Cuando, después de casi tres años en paro, Fermín encontró un empleo estaba completamente entusiasmado a pesar de rozar ya los cuarenta años de edad. Ser jardinero del cementerio de la localidad vecina, no era el trabajo de su vida, pero le permitiría pagar las deudas acumuladas durante esos años de desempleo y poder permitirse algún capricho muy de vez en cuando.
En los días posteriores, pudo observar como a media tarde acudía siempre al cementerio una señora bastante mayor que depositaba un ramo de flores en una tumba diferente cada día y se quedaba sentada junto a ella hasta que el cementerio cerraba. Esto alimentó su curiosidad.
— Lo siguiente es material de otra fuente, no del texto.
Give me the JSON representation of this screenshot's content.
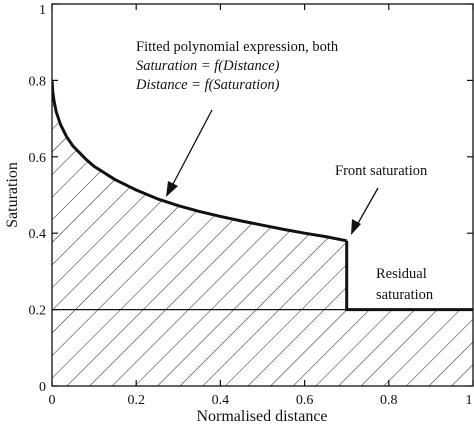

Una de esas tardes en las que se afanaba en recortar el seto de uno de los panteones del cementerio la anciana se paró en una de las tumbas cercanas a donde él se encontraba y se sentó a la sombra de los cipreses.
-“Buenos tardes, señora” - saludó cortésmente Fermín mientras se aproximaba a ella secándose el sudor con el dorso de la mano.
-“Buenas tardes, joven” - respondió la anciana de manera educada.
-Viene usted mucho al cementerio. Debe tener muchos familiares enterrados aquí.
-La verdad es que no. No tengo ninguno.
-¿Entonces? – Preguntó más intrigado aún.
-Me gusta venir y escuchar sus historias. Cómo vivieron y cómo murieron. Ellos me hablan desde la soledad de sus tumbas y yo… Yo les escuchó.
Fermín se quedó completamente estupefacto. Se levantó una pequeña brisa que meció los cipreses cercanos y el sol le deslumbró. Parpadeó varias veces y cuando abrió los ojos sólo quedaba el pequeño ramo de flores sobre la tumba.